What Zeppelin shared with those prog bands, though, was a fantasy element to their music and lyrics. Vocalist Robert Plant dipped into his well-thumbed copy of The Lord Of The Rings for inspiration (see: Ramble On and Misty Mountain Hop) and wrote unfathomable poetry such as ‘I saw a lion he was standing alone with a tadpole in a jar’ – a line as cryptic as anything dreamed up by Yes’s Jon Anderson – for Dancing Days

Similarly, Jimmy Page’s playing might have been anchored in the blues, but he still made his guitar sound like a one-man orchestra. Under Page’s direction, there was something cinematic about Led Zeppelin’s music. Just listen to the larger-than-life Achilles Last Stand. It’s the musical equivalent of a 70s blockbuster; The Towering Inferno perhaps, or The Poseidon Adventure.

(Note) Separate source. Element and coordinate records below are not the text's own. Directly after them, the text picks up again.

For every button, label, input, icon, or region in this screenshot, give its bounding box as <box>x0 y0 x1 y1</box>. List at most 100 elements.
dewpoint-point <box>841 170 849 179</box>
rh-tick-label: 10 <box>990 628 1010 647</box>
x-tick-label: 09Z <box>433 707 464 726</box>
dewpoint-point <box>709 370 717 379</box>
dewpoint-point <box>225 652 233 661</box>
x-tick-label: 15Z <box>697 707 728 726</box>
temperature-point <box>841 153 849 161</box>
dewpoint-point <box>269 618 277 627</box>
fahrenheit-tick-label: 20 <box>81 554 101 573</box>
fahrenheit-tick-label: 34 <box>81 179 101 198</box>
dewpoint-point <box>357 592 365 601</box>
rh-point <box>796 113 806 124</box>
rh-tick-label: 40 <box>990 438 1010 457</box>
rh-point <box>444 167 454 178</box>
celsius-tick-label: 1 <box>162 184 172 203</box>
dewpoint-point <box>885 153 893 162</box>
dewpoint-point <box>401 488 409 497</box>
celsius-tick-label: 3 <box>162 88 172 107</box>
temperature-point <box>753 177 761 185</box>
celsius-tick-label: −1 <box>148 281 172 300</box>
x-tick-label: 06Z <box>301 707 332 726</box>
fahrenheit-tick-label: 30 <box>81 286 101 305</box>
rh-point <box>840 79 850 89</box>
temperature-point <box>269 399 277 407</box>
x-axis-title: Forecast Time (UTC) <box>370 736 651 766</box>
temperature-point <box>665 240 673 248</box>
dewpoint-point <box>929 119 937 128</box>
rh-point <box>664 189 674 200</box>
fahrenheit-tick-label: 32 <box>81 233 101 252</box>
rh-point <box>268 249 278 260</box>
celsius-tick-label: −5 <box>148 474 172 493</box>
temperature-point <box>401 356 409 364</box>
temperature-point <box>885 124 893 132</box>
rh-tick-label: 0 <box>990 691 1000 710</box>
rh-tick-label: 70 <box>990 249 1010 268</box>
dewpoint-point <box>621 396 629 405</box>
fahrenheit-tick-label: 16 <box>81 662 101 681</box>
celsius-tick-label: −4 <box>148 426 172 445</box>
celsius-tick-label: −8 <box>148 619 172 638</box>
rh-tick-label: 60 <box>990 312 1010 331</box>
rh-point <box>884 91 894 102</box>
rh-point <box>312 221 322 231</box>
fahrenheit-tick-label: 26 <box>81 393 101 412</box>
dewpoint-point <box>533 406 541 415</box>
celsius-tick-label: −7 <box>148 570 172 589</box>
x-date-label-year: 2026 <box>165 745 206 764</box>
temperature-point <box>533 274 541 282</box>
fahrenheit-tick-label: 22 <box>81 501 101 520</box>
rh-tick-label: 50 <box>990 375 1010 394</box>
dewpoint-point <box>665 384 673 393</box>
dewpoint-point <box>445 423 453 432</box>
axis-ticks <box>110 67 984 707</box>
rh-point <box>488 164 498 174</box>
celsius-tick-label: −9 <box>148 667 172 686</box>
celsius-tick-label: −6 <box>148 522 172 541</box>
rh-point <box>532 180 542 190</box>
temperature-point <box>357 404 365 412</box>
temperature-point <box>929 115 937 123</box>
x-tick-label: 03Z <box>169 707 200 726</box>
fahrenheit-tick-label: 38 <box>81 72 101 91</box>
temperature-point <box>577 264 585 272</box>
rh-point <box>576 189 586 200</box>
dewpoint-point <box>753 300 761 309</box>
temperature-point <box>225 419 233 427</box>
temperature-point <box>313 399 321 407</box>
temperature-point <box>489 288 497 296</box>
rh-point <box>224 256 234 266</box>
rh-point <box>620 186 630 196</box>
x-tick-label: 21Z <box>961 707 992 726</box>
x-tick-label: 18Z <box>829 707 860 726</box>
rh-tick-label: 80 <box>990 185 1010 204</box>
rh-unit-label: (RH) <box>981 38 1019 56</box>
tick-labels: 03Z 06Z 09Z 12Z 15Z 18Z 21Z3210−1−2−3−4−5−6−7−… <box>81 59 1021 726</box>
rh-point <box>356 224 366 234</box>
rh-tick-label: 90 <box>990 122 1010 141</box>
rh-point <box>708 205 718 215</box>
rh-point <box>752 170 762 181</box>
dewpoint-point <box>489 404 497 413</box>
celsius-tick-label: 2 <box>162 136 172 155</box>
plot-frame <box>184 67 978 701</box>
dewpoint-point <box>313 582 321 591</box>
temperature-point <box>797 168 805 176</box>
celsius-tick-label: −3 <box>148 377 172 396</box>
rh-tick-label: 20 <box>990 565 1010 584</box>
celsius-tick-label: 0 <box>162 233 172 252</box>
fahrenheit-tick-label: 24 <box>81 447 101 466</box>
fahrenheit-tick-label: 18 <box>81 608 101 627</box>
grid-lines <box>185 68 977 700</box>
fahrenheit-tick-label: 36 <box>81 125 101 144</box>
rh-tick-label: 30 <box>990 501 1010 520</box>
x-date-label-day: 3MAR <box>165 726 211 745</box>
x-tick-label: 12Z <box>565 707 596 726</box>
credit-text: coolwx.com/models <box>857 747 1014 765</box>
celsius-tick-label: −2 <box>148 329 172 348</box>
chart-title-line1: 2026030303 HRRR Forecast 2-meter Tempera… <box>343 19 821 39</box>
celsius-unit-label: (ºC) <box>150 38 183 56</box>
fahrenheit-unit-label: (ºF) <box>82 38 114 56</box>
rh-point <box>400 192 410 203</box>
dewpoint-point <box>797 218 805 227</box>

Rockabilly, old-English folk, jazz, Indian ragas and 50s doo-wop – it was all grist to the Zeppelin mill. As the 70s wore on, John Paul Jones’ keyboards added more layers to the music. Jones never felt the need to wear a shiny cape, a la Rick Wakeman, or spin upside down while playing the piano, like Keith Emerson. But his contribution to No Quarter, Down By The Seaside and Zeppelin’s last big prog-rock blowout, the incredibly strange Carouselambra, proved that he was the greatest keyboard wizard of them all.

“We always used to think that Zeppelin was a progressive rock band until it became a slightly dirty word,” said Jones, whose comment is the closest any of Zeppelin came to aligning the group with any genre.

Zeppelin didn’t really do genres. It was all up for grabs. That said, they might have been hermetically sealed off from the rest of the musical world, but they were still a powerful influence on others, especially that mid-70s generation of North American bands, particularly Canadian power trio Rush, who spent the first five years of their career sounding like the bastard offspring of Zeppelin and Yes.

When Led Zeppelin called time following the premature death of drummer John Bonham in 1980, they left behind a body of music that defined the term ‘progressive rock’, but in the truest sense of the word. Zeppelin threw out the rulebook. They were progressive in that they made the music they wanted, when they wanted, and never stopped moving.

No two Led Zeppelin albums ever sounded the same, and every Led Zeppelin album took its listener on a journey. Like the best prog-rock, you never knew quite where you were going or how long it would take to get there, but the trip was always worthwhile.